Big Time Truckin: True Trucking Stories
Dispatch 10: Serendipity
by Kirk Gonnsen
Some truck driver pulled some women from a burning car on the 401 last week. He wasn't the first one on the scene, other people watched in horror until this guy ran over and pulled them out. How come?
"Cuz, we driver's have seen it all," says a stereotypical voice in my demented head.
"True," says another. It is true. We see carnage everyday.
Another time, I saw this car on the side of the road with flames underneath it and the driver sitting inside talking on a cell phone, and this BIG TRUCK was pulled over and the truck driver was running toward the car with a fire extinguisher and he probably saved that dumbass civilian's life.
Another time this car flipped over on the icy interstate in northern Indiana and some truck
driver stopped and helped that family get out. And he gave them some blankets and a place to wait.
Also... there was this woman last week who pulled up beside me on I94 in Detroit, around 4 AM, and she pulled down her shorts and lifted her shirt and started rubbing herself all over and she was really getting into it and all that, and this broad was gorgeous (as the trucker's say), real nice, and then she drove up to the next truck and gave him a show too. The point being, I kept my truck on the highway; I didn't crash even though I wasn't even looking at the road for about 45 seconds.

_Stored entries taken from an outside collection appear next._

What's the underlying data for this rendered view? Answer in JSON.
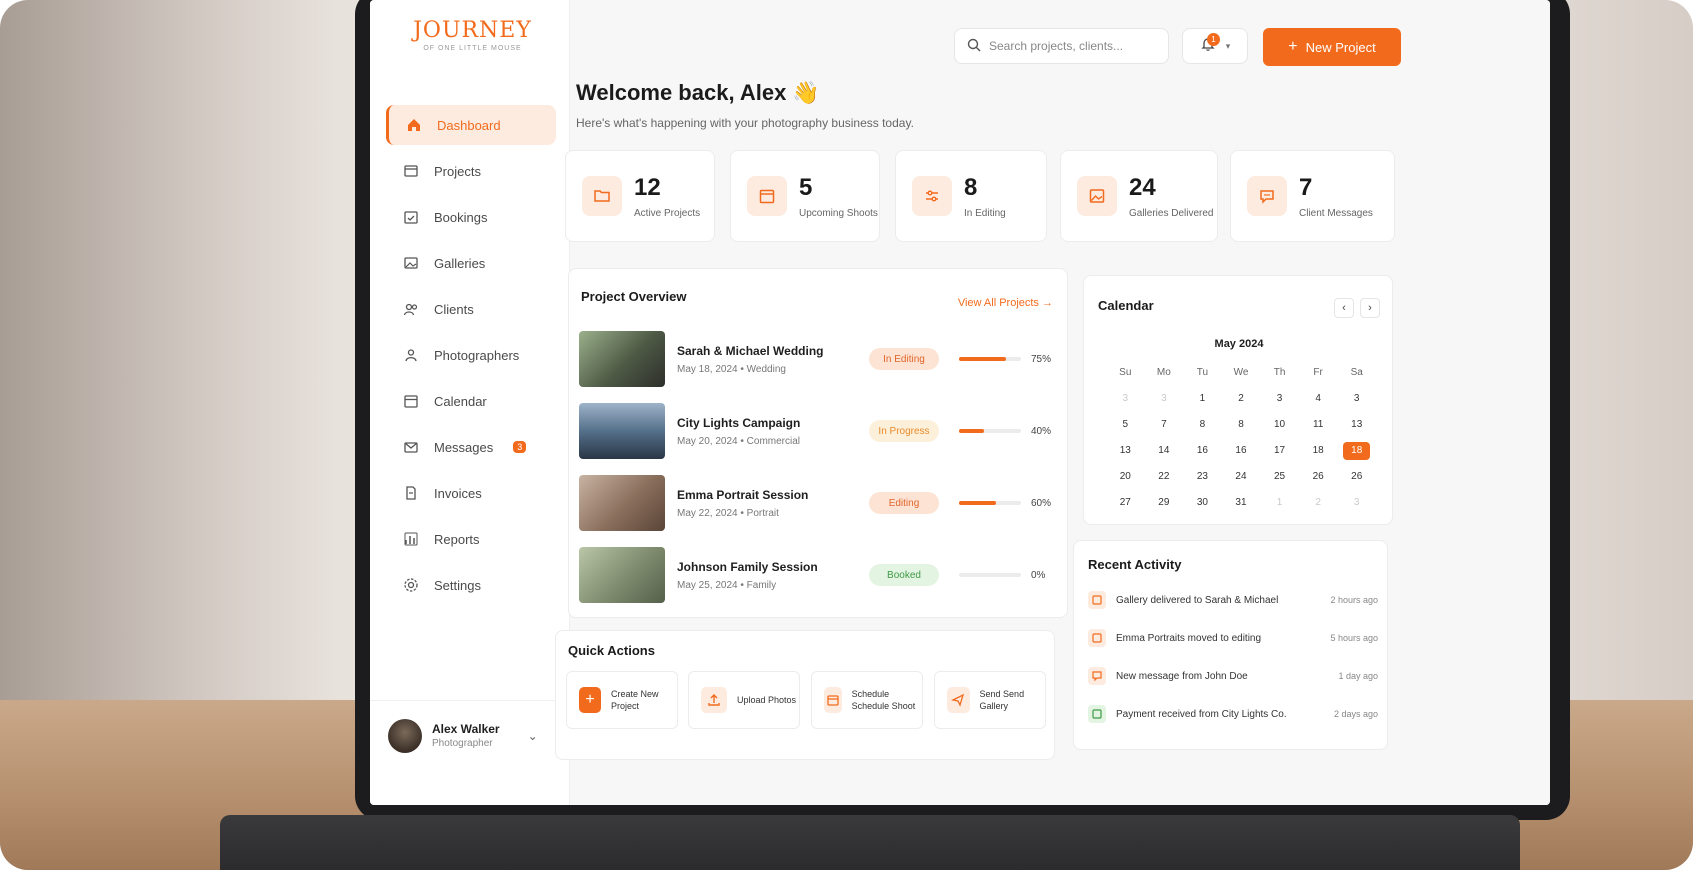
{
  "brand": {
    "title": "JOURNEY",
    "subtitle": "OF ONE LITTLE MOUSE"
  },
  "sidebar": {
    "items": [
      {
        "label": "Dashboard",
        "icon": "home-icon",
        "active": true
      },
      {
        "label": "Projects",
        "icon": "folder-icon"
      },
      {
        "label": "Bookings",
        "icon": "calendar-check-icon"
      },
      {
        "label": "Galleries",
        "icon": "image-icon"
      },
      {
        "label": "Clients",
        "icon": "users-icon"
      },
      {
        "label": "Photographers",
        "icon": "people-icon"
      },
      {
        "label": "Calendar",
        "icon": "calendar-icon"
      },
      {
        "label": "Messages",
        "icon": "mail-icon",
        "badge": "3"
      },
      {
        "label": "Invoices",
        "icon": "invoice-icon"
      },
      {
        "label": "Reports",
        "icon": "chart-icon"
      },
      {
        "label": "Settings",
        "icon": "gear-icon"
      }
    ]
  },
  "user": {
    "name": "Alex Walker",
    "role": "Photographer"
  },
  "topbar": {
    "search_placeholder": "Search projects, clients...",
    "notification_count": "1",
    "new_project_label": "New Project"
  },
  "welcome": {
    "title": "Welcome back, Alex 👋",
    "subtitle": "Here's what's happening with your photography business today."
  },
  "stats": [
    {
      "value": "12",
      "label": "Active Projects",
      "icon": "folder-icon"
    },
    {
      "value": "5",
      "label": "Upcoming Shoots",
      "icon": "calendar-icon"
    },
    {
      "value": "8",
      "label": "In Editing",
      "icon": "sliders-icon"
    },
    {
      "value": "24",
      "label": "Galleries Delivered",
      "icon": "image-icon"
    },
    {
      "value": "7",
      "label": "Client Messages",
      "icon": "chat-icon"
    }
  ],
  "overview": {
    "title": "Project Overview",
    "view_all": "View All Projects",
    "projects": [
      {
        "name": "Sarah & Michael Wedding",
        "date": "May 18, 2024",
        "type": "Wedding",
        "status": "In Editing",
        "progress": 75,
        "progress_label": "75%"
      },
      {
        "name": "City Lights Campaign",
        "date": "May 20, 2024",
        "type": "Commercial",
        "status": "In Progress",
        "progress": 40,
        "progress_label": "40%"
      },
      {
        "name": "Emma Portrait Session",
        "date": "May 22, 2024",
        "type": "Portrait",
        "status": "Editing",
        "progress": 60,
        "progress_label": "60%"
      },
      {
        "name": "Johnson Family Session",
        "date": "May 25, 2024",
        "type": "Family",
        "status": "Booked",
        "progress": 0,
        "progress_label": "0%"
      }
    ]
  },
  "calendar": {
    "title": "Calendar",
    "month": "May 2024",
    "weekdays": [
      "Su",
      "Mo",
      "Tu",
      "We",
      "Th",
      "Fr",
      "Sa"
    ],
    "days": [
      "3",
      "3",
      "1",
      "2",
      "3",
      "4",
      "3",
      "5",
      "7",
      "8",
      "8",
      "10",
      "11",
      "13",
      "13",
      "14",
      "16",
      "16",
      "17",
      "18",
      "18",
      "20",
      "22",
      "23",
      "24",
      "25",
      "26",
      "26",
      "27",
      "29",
      "30",
      "31",
      "1",
      "2",
      "3"
    ],
    "muted_indices": [
      0,
      1,
      32,
      33,
      34
    ],
    "selected_index": 20
  },
  "activity": {
    "title": "Recent Activity",
    "items": [
      {
        "text": "Gallery delivered to Sarah & Michael",
        "time": "2 hours ago"
      },
      {
        "text": "Emma Portraits moved to editing",
        "time": "5 hours ago"
      },
      {
        "text": "New message from John Doe",
        "time": "1 day ago"
      },
      {
        "text": "Payment received from City Lights Co.",
        "time": "2 days ago"
      }
    ]
  },
  "quick": {
    "title": "Quick Actions",
    "actions": [
      {
        "label": "Create New Project",
        "icon": "plus-icon"
      },
      {
        "label": "Upload Photos",
        "icon": "upload-icon"
      },
      {
        "label": "Schedule Schedule Shoot",
        "icon": "calendar-icon"
      },
      {
        "label": "Send Send Gallery",
        "icon": "send-icon"
      }
    ]
  },
  "colors": {
    "accent": "#f26b1d",
    "accent_soft": "#fdebe0"
  }
}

And once, during a snow storm when only one lane was plowed, this car was real eager to get past a line of trucks on the 402, and when he got past me, squeezing me over to the unplowed shoulder, he sped up and lost it, spinning out of control, crashing into the snowy median. I laughed like hell, looking at that 'Suit' sitting in his car, banging on his steering wheel in frustration. I didn't see anybody pull over to help that bastard.
So I keep waiting and watching. Daydreaming about the accident that's going to change my life. The family I'll rescue. The damsel in distress. The pontiff in peril.
"What luck," they'll say as they see the outline of my Big Rig pulling over in the thick falling snow. "No," I'll reply, "that's just the life of the Truck Driver."
Epilogue
After I save the beautiful young woman from her crumpled car, she'll fall madly in love with me and we will live super-happily-ever-after in the lap of luxury with all her insurance money. And I'll still drive, once and a while, in case there's somebody else out there that needs my help... or scorn.